PhD Oral Exam - Olumayowa Francis Ajayi, Humanities
When studying for a doctoral degree (PhD), candidates submit a thesis that provides a critical review of the current state of knowledge of the thesis subject as well as the student’s own contributions to the subject. The distinguishing criterion of doctoral graduate research is a significant and original contribution to knowledge.
Once accepted, the candidate presents the thesis orally. This oral exam is open to the public.
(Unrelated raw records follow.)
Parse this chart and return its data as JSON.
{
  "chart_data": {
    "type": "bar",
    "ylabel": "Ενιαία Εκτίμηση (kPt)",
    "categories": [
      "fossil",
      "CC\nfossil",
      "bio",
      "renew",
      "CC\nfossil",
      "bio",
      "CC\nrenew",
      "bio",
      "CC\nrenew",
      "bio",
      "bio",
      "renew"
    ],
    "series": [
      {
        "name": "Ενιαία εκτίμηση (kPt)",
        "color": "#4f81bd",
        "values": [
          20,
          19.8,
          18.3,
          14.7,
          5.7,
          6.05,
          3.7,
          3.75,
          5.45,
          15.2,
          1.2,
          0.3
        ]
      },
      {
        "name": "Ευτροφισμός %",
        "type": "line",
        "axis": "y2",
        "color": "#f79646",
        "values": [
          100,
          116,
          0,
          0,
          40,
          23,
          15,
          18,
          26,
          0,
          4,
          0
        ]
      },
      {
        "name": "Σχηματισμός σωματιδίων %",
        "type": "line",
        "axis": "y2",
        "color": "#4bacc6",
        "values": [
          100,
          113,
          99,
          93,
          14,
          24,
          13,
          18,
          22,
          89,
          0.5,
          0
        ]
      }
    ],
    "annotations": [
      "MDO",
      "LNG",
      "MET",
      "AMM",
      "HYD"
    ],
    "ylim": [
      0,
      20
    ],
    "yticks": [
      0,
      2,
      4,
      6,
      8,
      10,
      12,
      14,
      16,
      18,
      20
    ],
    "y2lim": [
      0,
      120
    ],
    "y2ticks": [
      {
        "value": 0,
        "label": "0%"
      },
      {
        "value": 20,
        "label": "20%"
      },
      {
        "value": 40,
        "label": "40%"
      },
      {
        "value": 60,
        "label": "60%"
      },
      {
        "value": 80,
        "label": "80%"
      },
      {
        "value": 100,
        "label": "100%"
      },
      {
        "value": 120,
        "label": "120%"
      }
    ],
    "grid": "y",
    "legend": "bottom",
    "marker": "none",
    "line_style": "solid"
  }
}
Interdisciplinary in orientation, this study draws knowledge from the fields of Translation Studies, History and Political Science in a bid to explore the interplay between translation and nationalism in a sub-Saharan African context. More specifically, the current research focuses on the Nigerian experience of nationhood and seeks to investigate the effect(s) of translation on the construction of a psychological notion of nationalism that aligns with the concept of the nation as an imagined community. The research upon which this study rests makes use of the socio-historical approach to translation theory and practice, which privileges such questions as what was translated, by whom and in what social and political contexts. The findings point to
the existence of several notions and experiences of translation that are specific to oralate communities, and further buttress the argument that Western conventions, despite their major contributions to knowledge, do not sufficiently account for the cultural sensibilities that animate the practice of translation in national contexts that boast a robust historical and ongoing relationship with orality. What’s more, the current study reveals the roles played by precolonial translation practices in the sustenance of the prevailing religious and cultural traditions, which in turn helped corral the precolonialnation’s inhabitants into a non-coerced form of social conformity and consciousness.
Translation would subsequently replace the precolonial model of nationhood with a national imagination that was steeped in British colonial paradigms and fashioned to meet the ends of colonial nationalism. In the Nigerian postcolony, the role of translation in fashioning an anti-imperialist literary discourse as well as the production of fictional representations of contemporary social realities has spurred “national texts,” which have not only resonated within the consciousnesses of the nation’s diverse peoples, but have also inspired them to think of themselves as members of the same community.This sense of community has, however, been fraught with myriad problems, such as translation’s involvement in the consolidation and promotion of the Northern reality of Islamic fundamentalism and conservatism, which has, over the centuries, pulled most of the inhabitants of the Northern half of the nation-space into a regional sub-culture that is buoyed by ideological forces operating out of the Arabian peninsula. Translation has therefore facilitated a conflicting experience of nationhood in the contemporary nation-space that is deeply rooted in a historical legacy of religious and cultural alterity.